100-year-old disabled woman advocates for home vaccination, hospital refuses to cite government standards
Padma Ranganathan, a 100-year-old woman who cannot walk due to her age and physical disability, lives in N Block in Saket, an upscale settlement in South Delhi.
A few hundred yards from her home is the Max Super Specialty Hospital, where the vaccination campaign is in full swing.
Ranganathan’s daughter, Dr Reena Ramachandran, has asked hospital staff to vaccinate her mother at home as she is not only a hundred years old but also a paraplegic.
“The hospital staff are nice and courteous, but they say the state government standard does not allow them to vaccinate anyone at home,” said Dr Ramachandran.
She adds, “Even if somehow we manage to get her to the hospital in an ambulance, there is a high probability that she could contract the infection. It puts his life in danger. “
Outlook spoke to many hospitals who said their hands were tied because the Union Health Ministry circular did not allow them to do a door-to-door vaccination.
“Even state governments cannot do anything if the Centre’s circular does not allow home vaccination. The Union Health Ministry needs to make policy changes, ”said a doctor from a private hospital, which is part of the ongoing vaccination campaign.
Dr Satendra Singh, head of organization, Doctors with Disabilities: Agents of Change, a pan-Indian organization of health professionals with disabilities, accuses both the Center and the state government of failing to relax standards home vaccination for people with disabilities or vulnerable to infection.
Dr Singh sent an email to the Minister of Health and the Minister of Social Protection in Delhi to immunize the elderly and disabled at home by launching a door-to-door vaccination campaign.
“Following the outrage of the media and suo moto knowledge of these reports published in the media, the Delhi Commissioner for People with Disabilities asked the Divisional Commissioner to create COVID vaccination centers dedicated to people with disabilities in the eleven districts fiscal. Dr Singh wrote in an email.
“Unfortunately, there is no clarity, with some recommending vaccination for people aged 45 and over and others indicating that people aged 18 and over will be treated later,” he said. added.
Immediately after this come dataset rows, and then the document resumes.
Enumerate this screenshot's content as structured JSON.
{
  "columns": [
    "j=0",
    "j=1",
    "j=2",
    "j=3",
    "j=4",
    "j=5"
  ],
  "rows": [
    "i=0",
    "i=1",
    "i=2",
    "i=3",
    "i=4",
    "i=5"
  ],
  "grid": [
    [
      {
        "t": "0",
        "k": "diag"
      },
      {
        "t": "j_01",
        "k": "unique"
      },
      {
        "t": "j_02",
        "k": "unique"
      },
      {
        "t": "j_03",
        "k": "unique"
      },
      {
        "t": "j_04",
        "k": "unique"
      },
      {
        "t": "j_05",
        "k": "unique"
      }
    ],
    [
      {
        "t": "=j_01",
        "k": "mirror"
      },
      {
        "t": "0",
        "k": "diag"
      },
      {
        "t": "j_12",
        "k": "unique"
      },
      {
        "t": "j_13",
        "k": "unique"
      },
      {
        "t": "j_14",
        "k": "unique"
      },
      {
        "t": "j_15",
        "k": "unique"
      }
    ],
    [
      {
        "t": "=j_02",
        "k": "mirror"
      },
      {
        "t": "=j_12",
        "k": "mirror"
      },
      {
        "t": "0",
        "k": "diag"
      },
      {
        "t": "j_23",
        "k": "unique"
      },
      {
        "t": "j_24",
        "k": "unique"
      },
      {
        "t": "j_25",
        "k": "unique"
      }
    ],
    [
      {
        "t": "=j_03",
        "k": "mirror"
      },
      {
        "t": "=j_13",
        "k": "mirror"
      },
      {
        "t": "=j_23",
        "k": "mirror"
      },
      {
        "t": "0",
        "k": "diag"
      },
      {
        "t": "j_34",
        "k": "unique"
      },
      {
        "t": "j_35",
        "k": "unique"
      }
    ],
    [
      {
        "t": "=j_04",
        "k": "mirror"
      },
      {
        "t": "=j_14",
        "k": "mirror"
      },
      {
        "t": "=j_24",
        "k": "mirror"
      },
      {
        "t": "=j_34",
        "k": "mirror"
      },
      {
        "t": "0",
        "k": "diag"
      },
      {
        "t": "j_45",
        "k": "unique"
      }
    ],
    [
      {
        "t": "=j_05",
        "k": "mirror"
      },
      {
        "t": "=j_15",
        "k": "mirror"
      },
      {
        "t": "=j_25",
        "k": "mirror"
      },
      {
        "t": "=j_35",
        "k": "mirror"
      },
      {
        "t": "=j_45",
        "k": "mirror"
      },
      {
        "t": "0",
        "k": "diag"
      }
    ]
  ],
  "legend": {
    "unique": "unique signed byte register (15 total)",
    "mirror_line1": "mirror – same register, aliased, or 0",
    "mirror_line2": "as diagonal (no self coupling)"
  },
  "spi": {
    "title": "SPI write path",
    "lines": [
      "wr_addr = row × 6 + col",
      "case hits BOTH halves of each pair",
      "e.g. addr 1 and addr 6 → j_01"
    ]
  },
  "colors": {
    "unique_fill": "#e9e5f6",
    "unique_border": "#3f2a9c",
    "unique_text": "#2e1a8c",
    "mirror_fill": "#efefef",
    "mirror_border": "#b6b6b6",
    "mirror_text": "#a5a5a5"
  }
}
On May 27, 2021, the Union Department of Health requested states / UTs to follow its guidelines for Nearby COVID Vaccination Centers (NHCVCs) for the elderly and disabled. The guidelines aim to promote the community approach in facilities that are not part of health facilities and that are closer to home, for example, a community center, an RWA center / office, a panchayat ghar, school buildings, retirement homes, etc.
Dr Singh says the guidelines are still too ambitious and that many people with severe disabilities or the elderly may still not be able to access these services outside of their homes, and they should not be forgotten.
He argues that Rule 19 (2) of the Delhi Disability Rights Rules, 2018 requires the Delhi National Capital Territory government to develop programs to help benchmark disabled people with high support needs. (HSN).
Dr Singh also wrote: “Gender dysphoria in public places, lack of government ID cards, historical abuse in medical facilities, insufficient internet access, misinformation and stigma are the key factors affecting disproportionately their health care as well as vaccine acceptance. “
“Rather than reducing existing disparities, we are creating new disparities due to the digital divide and the focus on the CoWIN app / website. Both Assam and West Bengal have launched a priority vaccination campaign for transgender people, ”added Dr Singh, reiterating his call to launch a door-to-door vaccination campaign for the marginalized population.